CS143 Introduction to Computer Vision:
Project 5 Tracking and Structure from Motion

Gili Kliger (gkliger)

 

Overview

In this assignment, we reconstruct the 3D shape of an object from a series of observations. The three essential steps are:

    Keypoint selection
    Feature tracking
    Structure from motion

Keypoint Selection

We use a Harris corner detector to select keypoints. Here's what the selected keypoints look like overlayed on the first video frame:


Feature Tracking

We implement a Lucas-Kanade tracker for the keypoints we've detected, which computes optical flow between successive video frames and moves the selected keypoints from the first frame along the flow field. Here's what the movement of 20 random keypoints over a sequence of frames looked like:


Structure from Motion

Now we use the discovered keypoint tracks as input for the affine structure from motion procedure.

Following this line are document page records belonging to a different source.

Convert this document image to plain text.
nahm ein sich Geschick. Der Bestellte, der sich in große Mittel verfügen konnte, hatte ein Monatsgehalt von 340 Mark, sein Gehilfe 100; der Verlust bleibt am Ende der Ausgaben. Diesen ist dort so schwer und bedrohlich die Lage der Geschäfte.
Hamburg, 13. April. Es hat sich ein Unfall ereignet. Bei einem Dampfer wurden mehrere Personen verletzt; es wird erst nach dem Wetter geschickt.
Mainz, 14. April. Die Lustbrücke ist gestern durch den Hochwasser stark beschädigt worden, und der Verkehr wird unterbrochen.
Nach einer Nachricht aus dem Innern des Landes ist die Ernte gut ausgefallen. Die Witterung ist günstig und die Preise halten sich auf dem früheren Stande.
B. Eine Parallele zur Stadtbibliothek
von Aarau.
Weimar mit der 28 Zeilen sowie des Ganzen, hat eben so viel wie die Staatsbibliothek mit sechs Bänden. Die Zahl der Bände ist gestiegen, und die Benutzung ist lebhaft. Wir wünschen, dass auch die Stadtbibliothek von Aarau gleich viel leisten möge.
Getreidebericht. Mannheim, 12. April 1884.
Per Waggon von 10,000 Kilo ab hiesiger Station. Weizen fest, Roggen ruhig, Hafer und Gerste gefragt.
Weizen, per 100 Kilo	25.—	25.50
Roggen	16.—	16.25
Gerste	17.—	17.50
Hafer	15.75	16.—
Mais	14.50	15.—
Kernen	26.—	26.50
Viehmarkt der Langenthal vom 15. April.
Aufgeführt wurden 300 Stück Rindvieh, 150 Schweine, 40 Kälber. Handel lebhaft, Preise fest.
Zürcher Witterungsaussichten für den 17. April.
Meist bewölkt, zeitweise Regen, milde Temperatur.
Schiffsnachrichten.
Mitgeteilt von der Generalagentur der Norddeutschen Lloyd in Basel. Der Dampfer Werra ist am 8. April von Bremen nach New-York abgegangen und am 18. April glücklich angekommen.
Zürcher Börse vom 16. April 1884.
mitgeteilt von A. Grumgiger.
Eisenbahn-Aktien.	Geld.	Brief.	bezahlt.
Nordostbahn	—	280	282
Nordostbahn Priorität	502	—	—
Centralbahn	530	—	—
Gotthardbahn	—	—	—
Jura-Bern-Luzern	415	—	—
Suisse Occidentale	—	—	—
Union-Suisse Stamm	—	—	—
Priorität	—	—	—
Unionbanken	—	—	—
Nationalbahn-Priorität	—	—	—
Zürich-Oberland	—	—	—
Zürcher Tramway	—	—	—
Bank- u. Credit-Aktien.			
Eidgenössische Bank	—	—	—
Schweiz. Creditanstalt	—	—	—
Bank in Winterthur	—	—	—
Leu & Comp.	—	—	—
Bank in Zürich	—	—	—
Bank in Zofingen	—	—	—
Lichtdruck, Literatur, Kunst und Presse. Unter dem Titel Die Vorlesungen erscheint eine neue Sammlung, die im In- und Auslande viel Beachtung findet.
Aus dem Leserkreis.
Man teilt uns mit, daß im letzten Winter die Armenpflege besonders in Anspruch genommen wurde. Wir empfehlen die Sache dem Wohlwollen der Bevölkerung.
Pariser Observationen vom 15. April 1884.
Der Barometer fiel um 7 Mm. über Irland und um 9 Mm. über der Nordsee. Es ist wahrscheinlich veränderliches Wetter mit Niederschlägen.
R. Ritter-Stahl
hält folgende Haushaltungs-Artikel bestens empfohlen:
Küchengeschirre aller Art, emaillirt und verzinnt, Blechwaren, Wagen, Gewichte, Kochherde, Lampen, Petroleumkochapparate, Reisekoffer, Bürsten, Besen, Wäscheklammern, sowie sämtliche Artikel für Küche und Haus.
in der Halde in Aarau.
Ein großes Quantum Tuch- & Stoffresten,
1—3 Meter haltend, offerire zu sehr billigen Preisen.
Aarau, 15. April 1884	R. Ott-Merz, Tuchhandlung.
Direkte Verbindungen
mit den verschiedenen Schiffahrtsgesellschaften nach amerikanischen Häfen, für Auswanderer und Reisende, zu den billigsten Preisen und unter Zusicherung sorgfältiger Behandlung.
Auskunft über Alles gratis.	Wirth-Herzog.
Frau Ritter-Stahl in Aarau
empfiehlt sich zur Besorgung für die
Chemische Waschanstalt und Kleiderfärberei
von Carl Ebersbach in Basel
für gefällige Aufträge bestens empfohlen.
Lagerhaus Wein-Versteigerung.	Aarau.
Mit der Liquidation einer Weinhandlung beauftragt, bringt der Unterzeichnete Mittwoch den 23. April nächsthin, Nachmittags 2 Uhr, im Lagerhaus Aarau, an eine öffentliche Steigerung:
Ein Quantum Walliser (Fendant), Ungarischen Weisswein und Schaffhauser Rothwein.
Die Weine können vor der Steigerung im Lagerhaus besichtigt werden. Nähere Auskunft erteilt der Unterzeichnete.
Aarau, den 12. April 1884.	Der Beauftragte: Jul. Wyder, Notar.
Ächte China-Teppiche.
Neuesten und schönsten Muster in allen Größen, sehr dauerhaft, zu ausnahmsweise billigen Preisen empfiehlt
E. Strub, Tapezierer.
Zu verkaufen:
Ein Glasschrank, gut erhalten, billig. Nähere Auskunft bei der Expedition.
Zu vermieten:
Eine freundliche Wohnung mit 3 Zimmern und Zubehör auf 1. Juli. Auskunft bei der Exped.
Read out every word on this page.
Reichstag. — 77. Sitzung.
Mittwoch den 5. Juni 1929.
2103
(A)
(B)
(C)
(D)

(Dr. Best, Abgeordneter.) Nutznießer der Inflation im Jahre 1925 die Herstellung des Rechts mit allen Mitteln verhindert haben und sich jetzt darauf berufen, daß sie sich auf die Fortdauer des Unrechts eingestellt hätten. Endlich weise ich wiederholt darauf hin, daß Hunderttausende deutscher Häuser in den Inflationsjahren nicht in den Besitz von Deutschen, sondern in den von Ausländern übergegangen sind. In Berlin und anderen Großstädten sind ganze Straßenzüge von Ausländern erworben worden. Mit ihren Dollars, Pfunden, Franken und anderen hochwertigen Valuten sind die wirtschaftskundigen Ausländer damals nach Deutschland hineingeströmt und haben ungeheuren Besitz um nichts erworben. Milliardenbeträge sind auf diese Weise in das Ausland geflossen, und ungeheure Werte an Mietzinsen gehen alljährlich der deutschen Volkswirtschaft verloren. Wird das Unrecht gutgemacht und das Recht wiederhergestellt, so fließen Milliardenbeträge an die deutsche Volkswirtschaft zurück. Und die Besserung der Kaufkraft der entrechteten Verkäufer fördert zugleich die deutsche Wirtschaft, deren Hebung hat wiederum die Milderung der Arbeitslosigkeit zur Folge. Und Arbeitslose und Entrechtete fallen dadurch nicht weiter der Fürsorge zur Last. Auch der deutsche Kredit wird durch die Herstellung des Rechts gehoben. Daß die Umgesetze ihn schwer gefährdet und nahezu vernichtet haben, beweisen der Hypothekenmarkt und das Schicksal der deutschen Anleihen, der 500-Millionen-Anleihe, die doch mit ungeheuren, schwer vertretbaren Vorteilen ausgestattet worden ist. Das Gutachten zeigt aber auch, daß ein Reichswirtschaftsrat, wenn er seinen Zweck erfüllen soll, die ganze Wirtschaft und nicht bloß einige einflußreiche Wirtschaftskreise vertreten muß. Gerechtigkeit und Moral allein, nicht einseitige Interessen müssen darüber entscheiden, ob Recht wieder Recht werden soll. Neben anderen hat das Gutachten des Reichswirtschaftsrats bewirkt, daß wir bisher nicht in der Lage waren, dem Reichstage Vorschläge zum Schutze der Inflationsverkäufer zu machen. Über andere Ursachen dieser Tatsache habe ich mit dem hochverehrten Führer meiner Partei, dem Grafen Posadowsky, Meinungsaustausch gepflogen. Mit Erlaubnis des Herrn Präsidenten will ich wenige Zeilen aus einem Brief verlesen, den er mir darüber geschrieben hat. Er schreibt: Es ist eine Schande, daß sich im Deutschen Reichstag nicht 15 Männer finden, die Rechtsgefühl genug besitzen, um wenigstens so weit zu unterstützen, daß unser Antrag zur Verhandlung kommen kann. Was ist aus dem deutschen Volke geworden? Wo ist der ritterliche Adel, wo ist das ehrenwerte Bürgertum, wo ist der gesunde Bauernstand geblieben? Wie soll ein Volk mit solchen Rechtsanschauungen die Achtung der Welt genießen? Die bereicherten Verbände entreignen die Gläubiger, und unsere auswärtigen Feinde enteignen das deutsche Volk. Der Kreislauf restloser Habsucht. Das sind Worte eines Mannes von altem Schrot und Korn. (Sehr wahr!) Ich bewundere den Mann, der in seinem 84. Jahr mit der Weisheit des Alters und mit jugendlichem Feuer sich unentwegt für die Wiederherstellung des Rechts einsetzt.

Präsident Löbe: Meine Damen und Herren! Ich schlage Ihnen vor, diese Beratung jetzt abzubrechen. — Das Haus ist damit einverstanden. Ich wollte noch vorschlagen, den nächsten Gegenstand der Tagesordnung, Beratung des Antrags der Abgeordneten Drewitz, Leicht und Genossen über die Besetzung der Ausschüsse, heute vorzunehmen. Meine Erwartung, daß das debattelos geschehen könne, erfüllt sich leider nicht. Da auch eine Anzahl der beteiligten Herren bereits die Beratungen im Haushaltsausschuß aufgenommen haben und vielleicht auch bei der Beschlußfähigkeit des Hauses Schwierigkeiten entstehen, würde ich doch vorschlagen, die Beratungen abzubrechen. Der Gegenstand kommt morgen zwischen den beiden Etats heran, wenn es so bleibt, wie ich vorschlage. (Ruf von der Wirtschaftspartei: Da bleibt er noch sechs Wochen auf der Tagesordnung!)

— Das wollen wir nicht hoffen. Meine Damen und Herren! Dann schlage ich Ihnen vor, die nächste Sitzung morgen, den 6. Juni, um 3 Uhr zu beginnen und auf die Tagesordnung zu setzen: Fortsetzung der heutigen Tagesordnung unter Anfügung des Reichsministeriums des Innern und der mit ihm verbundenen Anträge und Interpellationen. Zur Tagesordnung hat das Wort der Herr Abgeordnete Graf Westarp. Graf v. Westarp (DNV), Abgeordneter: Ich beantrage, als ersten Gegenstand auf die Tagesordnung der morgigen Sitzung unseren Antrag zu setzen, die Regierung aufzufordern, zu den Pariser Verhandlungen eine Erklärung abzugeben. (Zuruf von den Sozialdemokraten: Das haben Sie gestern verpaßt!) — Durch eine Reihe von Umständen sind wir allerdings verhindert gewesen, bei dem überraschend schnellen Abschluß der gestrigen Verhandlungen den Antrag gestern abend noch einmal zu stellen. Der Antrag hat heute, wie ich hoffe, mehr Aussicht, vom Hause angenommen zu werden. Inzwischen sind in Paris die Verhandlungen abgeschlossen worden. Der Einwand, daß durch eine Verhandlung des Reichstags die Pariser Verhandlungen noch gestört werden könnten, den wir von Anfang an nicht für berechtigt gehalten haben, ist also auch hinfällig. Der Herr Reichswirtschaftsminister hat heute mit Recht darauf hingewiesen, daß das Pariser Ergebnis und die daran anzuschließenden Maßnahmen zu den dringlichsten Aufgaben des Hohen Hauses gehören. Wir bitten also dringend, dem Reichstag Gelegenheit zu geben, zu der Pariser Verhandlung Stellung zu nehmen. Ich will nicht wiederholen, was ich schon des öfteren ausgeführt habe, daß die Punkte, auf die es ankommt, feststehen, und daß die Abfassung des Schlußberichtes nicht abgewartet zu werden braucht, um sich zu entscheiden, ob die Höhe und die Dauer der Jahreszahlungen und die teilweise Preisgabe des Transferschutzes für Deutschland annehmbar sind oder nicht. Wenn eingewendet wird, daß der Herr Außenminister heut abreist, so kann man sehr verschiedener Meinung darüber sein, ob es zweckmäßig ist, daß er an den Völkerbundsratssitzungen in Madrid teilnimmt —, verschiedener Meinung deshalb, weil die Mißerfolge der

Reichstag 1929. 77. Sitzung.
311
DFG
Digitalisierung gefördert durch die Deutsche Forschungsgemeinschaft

For the n images and m tracked features, we first center each feature's coordinates, and then construct a measurement matrix D of the x and y coordinates for each over time. We then compute the SVD of D to get the matrices U, W, and V, where D = U W V'. We take the first 3 columns of U, the first 3 columns of V, and the upper left 3x3 block of W, and create motion and shape matrices. Here are 3 views of the reconstructed structure:

Here's the predicted camera motion for the X, Y, and Z axis:

Results

The Lucas-Kanade tracker tracked features over time well. On the other hand the structure from motion algorithm did not recover the 3d box shape quite as well as we might like.